On Arch Linux, Gram is available in the [extra] repository. Install it using pacman:

pacman -S gram

On Alpine Linux, Gram is available in the [testing] repository. Follow the instructions to enable the testing repo, then install it using apk:

apk add gram@testing

Note on Linux and Intel GPUs

There is a known issue with running on some older Intel GPUs. To get Gram to run on these cards you can run through software emulation. It will be slow but will at least start. To do this, run the following from the terminal after installation:

LIBGL_ALWAYS_SOFTWARE=1 gram --foreground

MacOS

To build on MacOS requires a developer account. You will need to set up signing certificates and provide credentials in the environment variables used in the script.

# Your apple ID (email)
export APPLE_ID=""
# App-specific password (create in account.apple.com)
export APPLE_PASSWORD_GRAM=""
# Apple Team ID (find it in XCode)
export APPLE_TEAM_ID=""
# Apple signing key: security find-identity -p codesigning
export APPLE_SIGNING_KEY=""
# Build, sign and notarise the app bundle
./script/bundle-mac

Windows

No idea if the Windows build still works, or what is required to get it working. Windows builds are also signed, so you will need a certificate.
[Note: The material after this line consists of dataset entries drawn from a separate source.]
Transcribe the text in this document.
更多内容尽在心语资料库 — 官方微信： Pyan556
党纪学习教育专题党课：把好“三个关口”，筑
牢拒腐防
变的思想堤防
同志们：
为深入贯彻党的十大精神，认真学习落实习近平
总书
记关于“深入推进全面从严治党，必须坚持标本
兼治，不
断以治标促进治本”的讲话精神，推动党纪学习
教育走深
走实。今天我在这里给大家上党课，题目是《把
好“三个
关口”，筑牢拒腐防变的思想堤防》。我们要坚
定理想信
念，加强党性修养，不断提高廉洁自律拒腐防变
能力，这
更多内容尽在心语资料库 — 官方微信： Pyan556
Maybe something like this?

.\script\bundle-windows.ps1

Developing

Contributing

See CONTRIBUTING.md for ways you can contribute to this project. See the Code of Conduct for policies and guidelines on appropriate behaviour and LLM use.

Licensing

The Gram editor is licensed under the GPLv3 license. The Zed editor codebase is triple-licensed and also allows use under the Apache 2 license and the AGPLv3 licenses, but any modifications made in this code base are licensed under GPLv3.

This project is subject to the licenses of its original sources and dependencies.

Icons

Application icons by @kramo.

Welcome screen toad by @krig.

The Gram toad was based on the famous style of drawing toads (or frogs?) by Matsumoto Hōji (松本 奉時).

Why the name Gram?

Gram is an old norse/swedish word meaning "ill-tempered" or grumpy. It is also the name of a sword from norse legend which was broken and then re-forged, stronger than any other sword, used to kill a dragon.